The Black and Tan is a classic drink, with a pale ale on the bottom and a dense, thick stout at the top. This cupcake is an inverted version. The cake is altogether rich, sweet, and complex, and dairy free, as well; we used very dark high-quality cocoa, so the batter was almost black! The frosting is also dairy free, and it’s a twist on a toasted marshmallow, balancing out the beer flavor of the cupcake. This frosting has the benefit of being pareve, but it will only last in peak form for 6 hours or so, so this is something to make in the morning for an afternoon event or in the afternoon for an evening party.

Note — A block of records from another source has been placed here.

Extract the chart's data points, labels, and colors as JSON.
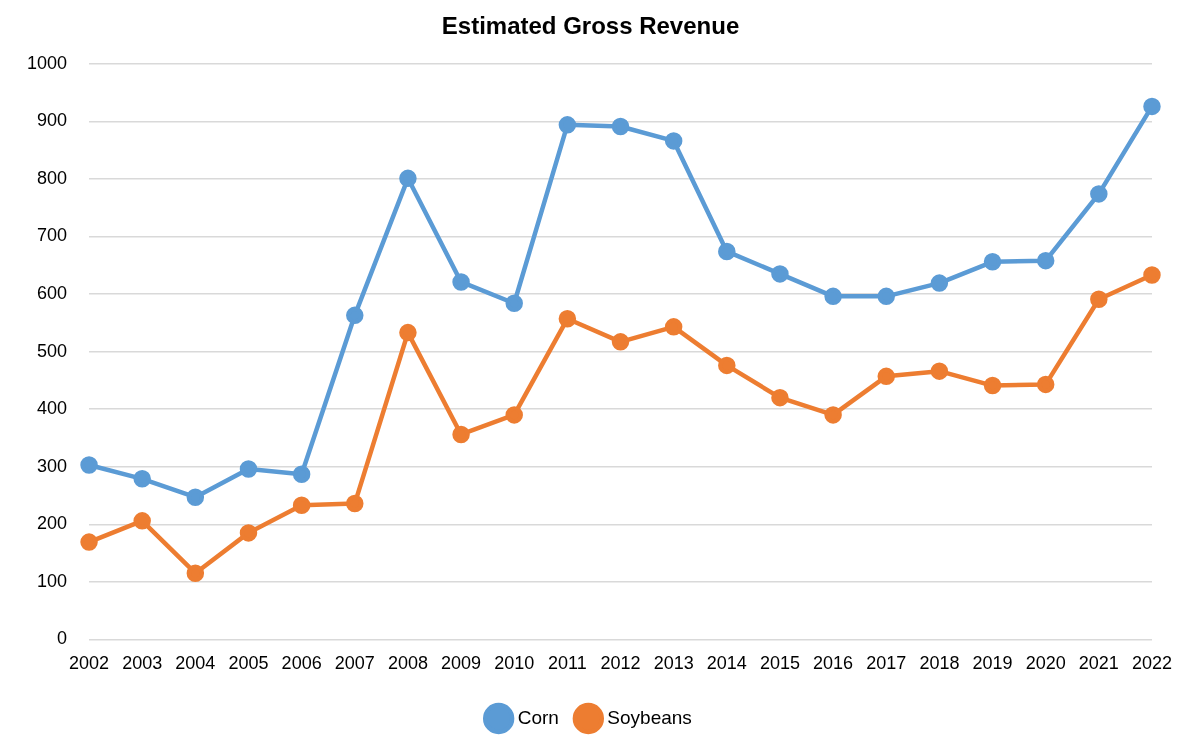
{
  "chart_data": {
    "type": "line",
    "title": "Estimated Gross Revenue",
    "categories": [
      "2002",
      "2003",
      "2004",
      "2005",
      "2006",
      "2007",
      "2008",
      "2009",
      "2010",
      "2011",
      "2012",
      "2013",
      "2014",
      "2015",
      "2016",
      "2017",
      "2018",
      "2019",
      "2020",
      "2021",
      "2022"
    ],
    "series": [
      {
        "name": "Corn",
        "color": "#5b9bd5",
        "values": [
          303,
          279,
          247,
          296,
          287,
          563,
          801,
          621,
          584,
          894,
          891,
          866,
          674,
          635,
          596,
          596,
          619,
          656,
          658,
          774,
          926
        ]
      },
      {
        "name": "Soybeans",
        "color": "#ed7d31",
        "values": [
          169,
          206,
          115,
          185,
          233,
          236,
          533,
          356,
          390,
          557,
          517,
          543,
          476,
          420,
          390,
          457,
          466,
          441,
          443,
          591,
          633
        ]
      }
    ],
    "ylim": [
      0,
      1000
    ],
    "yticks": [
      0,
      100,
      200,
      300,
      400,
      500,
      600,
      700,
      800,
      900,
      1000
    ],
    "grid": "y",
    "legend": "bottom",
    "marker": "circle",
    "line_style": "solid"
  }
}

- 8 tablespoons (1 stick) Earth Balance nondairy margarine, at room temperature
- 1 cup (200 grams) granulated sugar
- 1 cup (212 grams) dark brown sugar
- 1½ teaspoons vanilla bean paste or pure vanilla extract
- 2 cups (250 grams) all-purpose flour
- ¾ cup (89 grams) dark cocoa powder, preferably Valrhona
- 2 teaspoons baking powder
- 1½ teaspoons baking soda
- ⅛ teaspoon kosher salt
- 2 large eggs
- 4 ounces dark chocolate, melted
- 2 cups stout beer, preferably Guinness
Toasted Brown Sugar Marshmallow Frosting:
- 4 large egg whites
- ½ cup (110 grams) dark brown sugar
- ¼ cup granulated sugar
- 2 teaspoons pure vanilla extract
To make the cupcakes:
- If you are using a convection oven, preheat it to 325°F, or if you are using a conventional oven, preheat it to 350°F. Line 2 (12-cup) cupcake pans with paper liners. Set aside.

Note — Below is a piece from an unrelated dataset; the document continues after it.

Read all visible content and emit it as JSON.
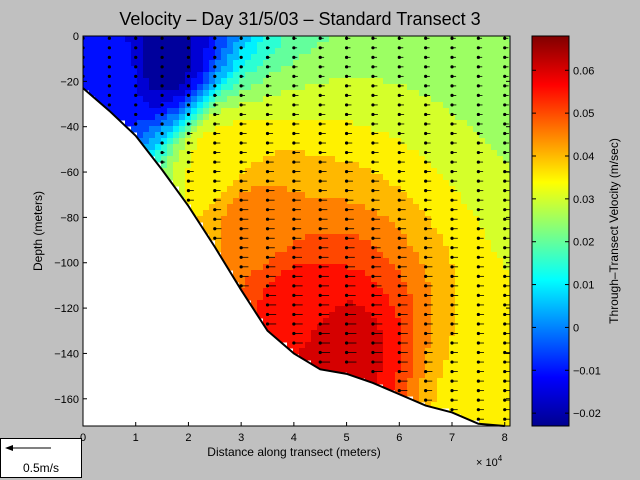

- Sift together the flour, cocoa, baking powder, baking soda, and salt onto a sheet of parchment paper. Set aside. (If you haven’t melted the chocolate yet, do it now or it will be too hot to use).
- In the bowl of a stand mixer fitted with a paddle attachment, combine the margarine, granulated sugar, brown sugar, and vanilla bean paste, and mix at medium speed until light and fluffy.
- Add the eggs to the margarine mixture, one at a time, making sure each is fully incorporated before adding the next. Add the melted chocolate and mix well. Add half of the flour mixture and half the stout, and mix well. Add the remaining flour mixture and stout and mix well. Scoop into the prepared cupcake pan.
- Bake for 20 to 22 minutes, or until the cupcakes are puffy and a toothpick inserted into the center of a cupcake comes out clean. Remove from the oven and allow to cool completely before frosting.
To make the frosting:
- Fill a medium saucepan about ⅓ full with water, set it over medium-high heat, and bring to a simmer. In the clean bowl of a stand mixer, combine the egg whites and sugars and begin mixing at medium speed. Once the sugar is dissolved, about 1 ½ to 2 minutes, take the bowl off the mixer stand and set it on the saucepan, double boiler style, making sure that the bowl is not touching the water. Vigorously whisk until the mixture gets fluffy, and all the sugar has dissolved.
- Remove the bowl and return to the stand mixer. Attach the whisk attachment and mix on high for 3 to 4 minutes, until fluffy. Add the vanilla and mix well to combine.
To assemble the cupcakes:
- Frost the cooled cupcakes. Then, light a butane torch and toast the frosting until it is a chestnut brown. It will keep for about 6 hours; after that, the cupcakes may absorb some of the frosting, but it will still be yummy.
- The cake portion was loosely inspired by a nice chocolate cake recipe at Food and Wine. Find it here.
- Melting chocolate can be a little tricky. You can do it in a double-boiler (you can even make your own out of a bowl set over a pot of boiling water, but make sure that the water doesn’t touch the bottom of the bowl) as long as the water doesn’t come into contact with the chocolate (it makes the chocolate seize up). You can also melt chocolate in a microwave, as long as you check it every 15 seconds AND MAKE SURE THAT YOU STIR IT every time you check. Why? Because chocolate heated in a microwave retains its shape, even when its interior is hot and melted. If you just rely on a quick look-see, you may end up overcooking the chocolate.